Selama perang, Rwanda dan Uganda mengeksploitasi tambang berlian dan deposit logam langka di timur Kongo. Angola terlibat dalam pencurian minyak dan berlian, Zimbabwe menguasai penambangan tembaga dan kobalt di Katanga. Tantalum (Ta) yang digunakan dalam produksi peralatan komputer dan telepon seluler ternyata paling diminati para pebisnis. Deposito besarnya terletak di tenggara DRC. Tantalum yang ditambang di Kongo disebut “Colombo-tantalite”, atau disingkat “coltan”, dan hingga 200 ton bijihnya diekspor per bulan. Konsumen terbesar logam ini adalah Amerika Serikat dan China.

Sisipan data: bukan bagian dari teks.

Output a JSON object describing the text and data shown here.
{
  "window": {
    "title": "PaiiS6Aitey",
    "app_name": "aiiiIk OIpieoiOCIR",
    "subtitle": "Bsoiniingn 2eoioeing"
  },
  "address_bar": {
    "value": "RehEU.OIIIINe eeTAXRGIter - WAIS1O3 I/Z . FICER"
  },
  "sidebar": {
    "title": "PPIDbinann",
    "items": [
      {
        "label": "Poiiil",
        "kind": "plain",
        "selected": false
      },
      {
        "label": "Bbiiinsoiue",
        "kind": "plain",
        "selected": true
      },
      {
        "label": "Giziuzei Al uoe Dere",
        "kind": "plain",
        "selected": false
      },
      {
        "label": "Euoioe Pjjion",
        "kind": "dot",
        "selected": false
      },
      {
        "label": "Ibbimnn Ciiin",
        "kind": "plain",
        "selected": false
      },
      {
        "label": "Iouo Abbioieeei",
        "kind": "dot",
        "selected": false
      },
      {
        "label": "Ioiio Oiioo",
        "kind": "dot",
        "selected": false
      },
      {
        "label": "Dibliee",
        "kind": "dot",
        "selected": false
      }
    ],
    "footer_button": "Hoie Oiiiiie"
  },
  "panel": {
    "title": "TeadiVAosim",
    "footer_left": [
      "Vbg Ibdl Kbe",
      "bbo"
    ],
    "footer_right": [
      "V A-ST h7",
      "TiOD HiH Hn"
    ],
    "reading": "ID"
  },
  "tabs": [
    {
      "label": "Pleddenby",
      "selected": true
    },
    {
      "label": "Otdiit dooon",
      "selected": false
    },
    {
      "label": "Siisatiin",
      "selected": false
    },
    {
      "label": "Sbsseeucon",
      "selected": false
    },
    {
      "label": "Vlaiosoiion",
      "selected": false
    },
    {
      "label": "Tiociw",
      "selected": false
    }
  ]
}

Di bagian timur Kongo, pertempuran masih berlangsung. Pemilihan presiden berikutnya akan diadakan di Rwanda pada tahun 2017; tidak diketahui apakah pemilihan tersebut akan berlangsung bebas. Sejak akhir Juli 1994, Tutsi berkuasa di negara itu, jabatan presiden diduduki oleh wakil rakyat ini, Paul Kagame. Izinkan saya mengingatkan Anda bahwa mayoritas penduduk Rwanda adalah Hutu, yang terbebani oleh dominasi Tutsi.

Di Burundi, pemilihan presiden dan senat yang tertunda tahun ini akan terjadi cepat atau lambat. Tiga kekuatan berebut kekuasaan: mereka yang menginginkan keharmonisan antara Tutsi dan Hutu; mereka yang peduli pada hegemoni Tutsi, dan mereka yang menginginkan supremasi Hutu di negaranya. Hal yang paling menarik adalah dua gerakan terakhir, musuh bebuyutan, kini telah bersatu. Situasi di Burundi saat ini sedikit mengingatkan kita pada apa yang terjadi di Rwanda pada musim semi tahun 1994. Tidak ada yang bisa menjamin bahwa proses perjuangan politik di Burundi tidak akan memasuki tahap yang tidak terkendali dan roda konflik yang pernah berujung pada perang besar Afrika tidak akan berputar lagi.